И.Я. Фроянов приводит доказательства, что еретиком был и Курбский. В своих посланиях Иван Грозный сравнивает его с византийскими иконоборцами Львом Исавром, Константином Копронимом, Львом Армянином, говорит, «к ним же ты любительне совокупился еси», «не токмо тебе сему ответ дати, но и противу поправших святые иконы, и всю христианскую Божественную Тайну отвергшим и Бога отступившим». Как видим, изменнику ставится в вину иконоборчество, попрание Святых Таинств, что характерно для «жидовствующих». Царь называет его вместе с другими советниками «Избранной рады» «восставшим на Церковь», «на человека возъярившись, на Бога вооружилися», отпавшими от «истинного православного христианства». Указания на ересь видны и в том, что Курбский называется любителем Ветхого Завета, сравнивается с «обрезанными» иудеями [319]. Но и сам Курбский косвенно подтвердил это. В своих сочинениях он восхвалял Вассиана Косого, Сильвестра называл «блаженным презвитером» [320], Артемия даже «святым мужем» [321]. А во втором послании Вассиану Муромцеву еще до бегства в Литву, Курбский возмущался митрополитом и священниками, которые «православных не устыдешася отчюждати, еретики прозывати и различными… шептаниями во ухо Державному клеветати» [322].
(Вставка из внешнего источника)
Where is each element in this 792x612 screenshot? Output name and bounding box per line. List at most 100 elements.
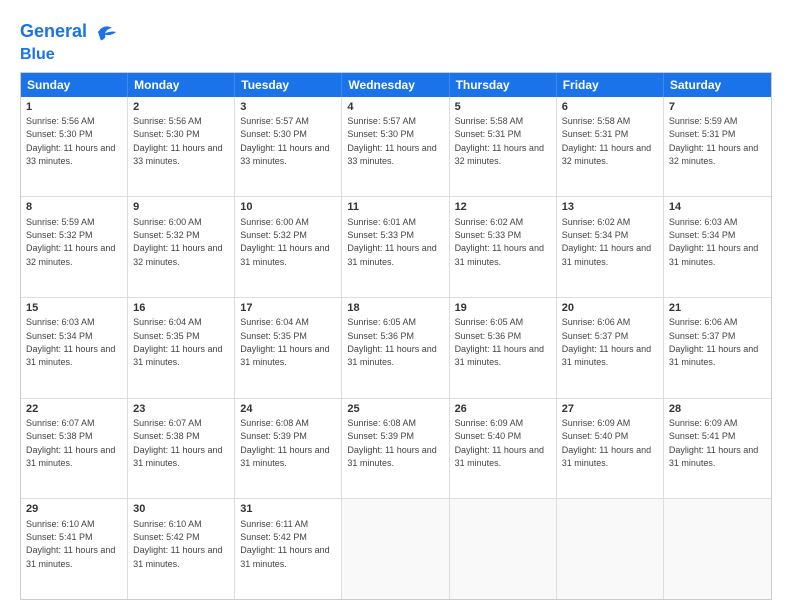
- cell-info: Sunrise: 6:00 AMSunset: 5:32 PMDaylight:…: [133, 217, 222, 267]
- cell-info: Sunrise: 6:09 AMSunset: 5:40 PMDaylight:…: [562, 418, 651, 468]
- day-number: 29: [26, 502, 122, 516]
- calendar-cell: 4 Sunrise: 5:57 AMSunset: 5:30 PMDayligh…: [342, 97, 449, 197]
- day-number: 27: [562, 402, 658, 416]
- calendar-cell: 31 Sunrise: 6:11 AMSunset: 5:42 PMDaylig…: [235, 499, 342, 599]
- cell-info: Sunrise: 5:57 AMSunset: 5:30 PMDaylight:…: [240, 116, 329, 166]
- calendar-cell: [557, 499, 664, 599]
- weekday-header: Saturday: [664, 73, 771, 97]
- day-number: 24: [240, 402, 336, 416]
- day-number: 18: [347, 301, 443, 315]
- day-number: 19: [455, 301, 551, 315]
- cell-info: Sunrise: 6:05 AMSunset: 5:36 PMDaylight:…: [347, 317, 436, 367]
- calendar-cell: 1 Sunrise: 5:56 AMSunset: 5:30 PMDayligh…: [21, 97, 128, 197]
- cell-info: Sunrise: 6:00 AMSunset: 5:32 PMDaylight:…: [240, 217, 329, 267]
- calendar-cell: 12 Sunrise: 6:02 AMSunset: 5:33 PMDaylig…: [450, 197, 557, 297]
- calendar-cell: 9 Sunrise: 6:00 AMSunset: 5:32 PMDayligh…: [128, 197, 235, 297]
- weekday-header: Wednesday: [342, 73, 449, 97]
- calendar-cell: 21 Sunrise: 6:06 AMSunset: 5:37 PMDaylig…: [664, 298, 771, 398]
- calendar-cell: 26 Sunrise: 6:09 AMSunset: 5:40 PMDaylig…: [450, 399, 557, 499]
- day-number: 20: [562, 301, 658, 315]
- calendar-cell: 17 Sunrise: 6:04 AMSunset: 5:35 PMDaylig…: [235, 298, 342, 398]
- page: General Blue SundayMondayTuesdayWednesda…: [0, 0, 792, 612]
- day-number: 13: [562, 200, 658, 214]
- calendar-header: SundayMondayTuesdayWednesdayThursdayFrid…: [21, 73, 771, 97]
- cell-info: Sunrise: 6:09 AMSunset: 5:40 PMDaylight:…: [455, 418, 544, 468]
- calendar-cell: [664, 499, 771, 599]
- weekday-header: Tuesday: [235, 73, 342, 97]
- day-number: 11: [347, 200, 443, 214]
- cell-info: Sunrise: 5:57 AMSunset: 5:30 PMDaylight:…: [347, 116, 436, 166]
- cell-info: Sunrise: 6:11 AMSunset: 5:42 PMDaylight:…: [240, 519, 329, 569]
- cell-info: Sunrise: 6:10 AMSunset: 5:42 PMDaylight:…: [133, 519, 222, 569]
- calendar-row: 29 Sunrise: 6:10 AMSunset: 5:41 PMDaylig…: [21, 499, 771, 599]
- cell-info: Sunrise: 6:08 AMSunset: 5:39 PMDaylight:…: [347, 418, 436, 468]
- calendar-row: 15 Sunrise: 6:03 AMSunset: 5:34 PMDaylig…: [21, 298, 771, 399]
- day-number: 8: [26, 200, 122, 214]
- logo: General Blue: [20, 18, 119, 64]
- day-number: 10: [240, 200, 336, 214]
- cell-info: Sunrise: 5:56 AMSunset: 5:30 PMDaylight:…: [133, 116, 222, 166]
- calendar: SundayMondayTuesdayWednesdayThursdayFrid…: [20, 72, 772, 600]
- day-number: 12: [455, 200, 551, 214]
- cell-info: Sunrise: 6:07 AMSunset: 5:38 PMDaylight:…: [133, 418, 222, 468]
- calendar-row: 1 Sunrise: 5:56 AMSunset: 5:30 PMDayligh…: [21, 97, 771, 198]
- calendar-cell: [450, 499, 557, 599]
- logo-bird-icon: [91, 18, 119, 46]
- day-number: 23: [133, 402, 229, 416]
- calendar-cell: 18 Sunrise: 6:05 AMSunset: 5:36 PMDaylig…: [342, 298, 449, 398]
- weekday-header: Sunday: [21, 73, 128, 97]
- calendar-cell: 11 Sunrise: 6:01 AMSunset: 5:33 PMDaylig…: [342, 197, 449, 297]
- cell-info: Sunrise: 6:04 AMSunset: 5:35 PMDaylight:…: [133, 317, 222, 367]
- day-number: 15: [26, 301, 122, 315]
- calendar-cell: 19 Sunrise: 6:05 AMSunset: 5:36 PMDaylig…: [450, 298, 557, 398]
- day-number: 9: [133, 200, 229, 214]
- day-number: 2: [133, 100, 229, 114]
- cell-info: Sunrise: 6:10 AMSunset: 5:41 PMDaylight:…: [26, 519, 115, 569]
- day-number: 25: [347, 402, 443, 416]
- cell-info: Sunrise: 6:03 AMSunset: 5:34 PMDaylight:…: [669, 217, 758, 267]
- header: General Blue: [20, 18, 772, 64]
- calendar-cell: 28 Sunrise: 6:09 AMSunset: 5:41 PMDaylig…: [664, 399, 771, 499]
- day-number: 31: [240, 502, 336, 516]
- day-number: 6: [562, 100, 658, 114]
- calendar-cell: 10 Sunrise: 6:00 AMSunset: 5:32 PMDaylig…: [235, 197, 342, 297]
- cell-info: Sunrise: 5:58 AMSunset: 5:31 PMDaylight:…: [562, 116, 651, 166]
- cell-info: Sunrise: 6:05 AMSunset: 5:36 PMDaylight:…: [455, 317, 544, 367]
- day-number: 3: [240, 100, 336, 114]
- calendar-cell: [342, 499, 449, 599]
- calendar-cell: 3 Sunrise: 5:57 AMSunset: 5:30 PMDayligh…: [235, 97, 342, 197]
- cell-info: Sunrise: 6:01 AMSunset: 5:33 PMDaylight:…: [347, 217, 436, 267]
- day-number: 26: [455, 402, 551, 416]
- calendar-cell: 2 Sunrise: 5:56 AMSunset: 5:30 PMDayligh…: [128, 97, 235, 197]
- calendar-cell: 15 Sunrise: 6:03 AMSunset: 5:34 PMDaylig…: [21, 298, 128, 398]
- logo-text2: Blue: [20, 46, 119, 64]
- calendar-cell: 23 Sunrise: 6:07 AMSunset: 5:38 PMDaylig…: [128, 399, 235, 499]
- calendar-cell: 7 Sunrise: 5:59 AMSunset: 5:31 PMDayligh…: [664, 97, 771, 197]
- calendar-cell: 24 Sunrise: 6:08 AMSunset: 5:39 PMDaylig…: [235, 399, 342, 499]
- weekday-header: Monday: [128, 73, 235, 97]
- cell-info: Sunrise: 6:04 AMSunset: 5:35 PMDaylight:…: [240, 317, 329, 367]
- day-number: 4: [347, 100, 443, 114]
- calendar-cell: 6 Sunrise: 5:58 AMSunset: 5:31 PMDayligh…: [557, 97, 664, 197]
- calendar-cell: 20 Sunrise: 6:06 AMSunset: 5:37 PMDaylig…: [557, 298, 664, 398]
- cell-info: Sunrise: 5:56 AMSunset: 5:30 PMDaylight:…: [26, 116, 115, 166]
- cell-info: Sunrise: 6:08 AMSunset: 5:39 PMDaylight:…: [240, 418, 329, 468]
- calendar-cell: 25 Sunrise: 6:08 AMSunset: 5:39 PMDaylig…: [342, 399, 449, 499]
- cell-info: Sunrise: 6:06 AMSunset: 5:37 PMDaylight:…: [562, 317, 651, 367]
- cell-info: Sunrise: 6:02 AMSunset: 5:33 PMDaylight:…: [455, 217, 544, 267]
- calendar-cell: 22 Sunrise: 6:07 AMSunset: 5:38 PMDaylig…: [21, 399, 128, 499]
- calendar-cell: 27 Sunrise: 6:09 AMSunset: 5:40 PMDaylig…: [557, 399, 664, 499]
- calendar-row: 8 Sunrise: 5:59 AMSunset: 5:32 PMDayligh…: [21, 197, 771, 298]
- calendar-body: 1 Sunrise: 5:56 AMSunset: 5:30 PMDayligh…: [21, 97, 771, 599]
- cell-info: Sunrise: 5:58 AMSunset: 5:31 PMDaylight:…: [455, 116, 544, 166]
- calendar-cell: 5 Sunrise: 5:58 AMSunset: 5:31 PMDayligh…: [450, 97, 557, 197]
- cell-info: Sunrise: 6:03 AMSunset: 5:34 PMDaylight:…: [26, 317, 115, 367]
- calendar-cell: 29 Sunrise: 6:10 AMSunset: 5:41 PMDaylig…: [21, 499, 128, 599]
- day-number: 7: [669, 100, 766, 114]
- cell-info: Sunrise: 5:59 AMSunset: 5:32 PMDaylight:…: [26, 217, 115, 267]
- logo-text: General: [20, 22, 87, 42]
- calendar-cell: 14 Sunrise: 6:03 AMSunset: 5:34 PMDaylig…: [664, 197, 771, 297]
- day-number: 14: [669, 200, 766, 214]
- day-number: 30: [133, 502, 229, 516]
- day-number: 22: [26, 402, 122, 416]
Впрочем, в связах боярской оппозиции с ересью нет ничего необычного. Так было и на Западе. В ту эпоху существование человека не мыслилось вне религии. А переход в ту или иную протестантскую ересь давал оппозиции идеологическое знамя, материальные стимулы (в виде тех же церковных богатств), освобождал от присяги монарху — поэтому французские, германские, голландские, венгерские, чешские заговорщики почти всегда примыкали к реформаторам. Но перед Иваном Васильевичем подобные особенности его приближенных открылись позже. А в начале 1550-х Адашев, Сильвестр и связанные с ними советники находились на вершине своей силы.
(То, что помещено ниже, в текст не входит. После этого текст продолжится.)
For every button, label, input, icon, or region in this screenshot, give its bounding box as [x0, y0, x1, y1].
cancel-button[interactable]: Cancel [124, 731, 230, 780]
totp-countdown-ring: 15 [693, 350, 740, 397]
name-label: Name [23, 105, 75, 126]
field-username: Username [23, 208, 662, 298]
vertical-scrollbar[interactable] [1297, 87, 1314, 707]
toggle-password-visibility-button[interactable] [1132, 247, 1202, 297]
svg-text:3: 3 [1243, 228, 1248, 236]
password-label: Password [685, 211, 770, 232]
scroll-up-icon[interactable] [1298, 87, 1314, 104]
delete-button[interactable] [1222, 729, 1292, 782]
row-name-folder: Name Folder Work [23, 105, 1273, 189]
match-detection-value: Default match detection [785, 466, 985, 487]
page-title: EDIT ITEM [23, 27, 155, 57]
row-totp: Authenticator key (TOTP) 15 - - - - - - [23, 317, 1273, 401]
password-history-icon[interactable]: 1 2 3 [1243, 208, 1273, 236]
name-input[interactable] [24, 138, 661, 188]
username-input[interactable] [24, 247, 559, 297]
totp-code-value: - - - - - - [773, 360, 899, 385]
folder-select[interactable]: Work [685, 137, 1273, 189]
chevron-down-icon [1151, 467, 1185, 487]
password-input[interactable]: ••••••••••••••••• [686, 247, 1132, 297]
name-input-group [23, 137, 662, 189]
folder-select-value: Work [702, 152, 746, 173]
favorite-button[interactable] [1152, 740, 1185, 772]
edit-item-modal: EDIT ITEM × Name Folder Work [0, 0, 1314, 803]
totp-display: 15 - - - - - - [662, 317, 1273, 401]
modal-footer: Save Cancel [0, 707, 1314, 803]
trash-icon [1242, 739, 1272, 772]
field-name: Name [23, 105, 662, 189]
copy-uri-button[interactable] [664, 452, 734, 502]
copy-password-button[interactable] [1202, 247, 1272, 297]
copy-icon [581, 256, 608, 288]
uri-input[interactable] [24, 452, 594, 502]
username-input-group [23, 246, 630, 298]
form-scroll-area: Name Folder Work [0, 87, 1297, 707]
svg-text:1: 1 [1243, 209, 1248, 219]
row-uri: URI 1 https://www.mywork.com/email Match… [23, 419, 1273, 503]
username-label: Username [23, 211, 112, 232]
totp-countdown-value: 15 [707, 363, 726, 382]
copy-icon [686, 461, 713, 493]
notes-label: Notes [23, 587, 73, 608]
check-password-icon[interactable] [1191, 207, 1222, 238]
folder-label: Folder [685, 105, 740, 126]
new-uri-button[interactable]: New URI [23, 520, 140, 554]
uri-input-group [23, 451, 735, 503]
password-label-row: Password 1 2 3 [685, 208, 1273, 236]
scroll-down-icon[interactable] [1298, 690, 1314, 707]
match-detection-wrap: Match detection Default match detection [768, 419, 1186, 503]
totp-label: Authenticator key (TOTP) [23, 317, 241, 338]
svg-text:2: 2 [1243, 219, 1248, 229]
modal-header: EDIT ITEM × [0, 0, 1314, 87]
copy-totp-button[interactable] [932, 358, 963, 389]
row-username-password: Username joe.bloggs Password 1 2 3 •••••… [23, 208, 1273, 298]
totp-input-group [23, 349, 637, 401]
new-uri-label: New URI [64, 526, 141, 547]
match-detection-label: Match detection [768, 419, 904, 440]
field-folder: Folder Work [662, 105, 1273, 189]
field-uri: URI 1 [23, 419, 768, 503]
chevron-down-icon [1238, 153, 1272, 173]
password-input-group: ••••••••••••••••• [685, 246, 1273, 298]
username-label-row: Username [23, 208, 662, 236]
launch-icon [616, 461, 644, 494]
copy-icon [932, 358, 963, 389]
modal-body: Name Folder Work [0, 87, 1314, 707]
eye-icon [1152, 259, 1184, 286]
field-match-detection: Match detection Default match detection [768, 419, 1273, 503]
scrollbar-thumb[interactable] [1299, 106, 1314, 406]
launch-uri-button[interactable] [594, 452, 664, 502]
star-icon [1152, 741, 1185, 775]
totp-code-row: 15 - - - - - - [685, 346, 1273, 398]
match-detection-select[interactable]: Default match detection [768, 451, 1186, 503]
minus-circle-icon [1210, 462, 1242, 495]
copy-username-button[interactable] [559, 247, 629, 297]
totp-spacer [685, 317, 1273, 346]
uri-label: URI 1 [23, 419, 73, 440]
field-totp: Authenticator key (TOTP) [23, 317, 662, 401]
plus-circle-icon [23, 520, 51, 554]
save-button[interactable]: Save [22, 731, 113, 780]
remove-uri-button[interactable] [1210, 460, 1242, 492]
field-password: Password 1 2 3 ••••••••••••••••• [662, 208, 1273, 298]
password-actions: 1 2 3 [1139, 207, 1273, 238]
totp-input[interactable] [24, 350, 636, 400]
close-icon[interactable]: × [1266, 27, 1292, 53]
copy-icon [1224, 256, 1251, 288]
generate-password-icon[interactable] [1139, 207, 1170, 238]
Пискаревский летописец сообщает об Адашеве, что он стал могущественным временщиком: «А кому откажет, тот вдругорядь не бей челом: а кой боярин челобитной волочит, и тому боярину не пробудет без кручины от Государя; а кому молвит хомутовкою, тот болши того не бей челом, то бысть в тюрьме или сослану. Да в ту же пору был поп Селивестр и правил Русскую землю с ним заодин, и сидели вместе в избе у Благовещения» [323]. «Изба у Благовещения» — вероятно, имеется в виду Челобитная изба. Учреждение для приема жалоб у населения, как было поручено Адашеву. Он сам решал, какие челобитные принять, а в каких отказать. Можно было инспирировать жалобы на неугодных. Или обвинить своих противников в том, что они «волочат» челобитные, переданные на их расмотрение, — а за это, по царскому указу, полагалось наказывать.
Дьяк Висковатый, прежний доверенный Ивана Васильевича, заслужив на Соборе епитимью, обиделся. Но Адашев взял его под покровительство, а в результате стал забирать в свое ведение не только «государственный контроль», но и внешнеполитическое ведомство, важные военные вопросы, которыми занимался Висковатый. А про Сильвестра летописец рассказывает, что он «был у Царя в совете духовном и думном и бысть яко всемогий» — всемогущий, «вся его послушаху, и никтоже смеяше ни в чемже противитися ему», он указывал и духовным лицам, и даже «воеводам и детям боярским», решал дела «святительские и царские», как «царь и святитель», только «седалища не имеюще святительского и царского» и «владеяще всем со своими советники» [324].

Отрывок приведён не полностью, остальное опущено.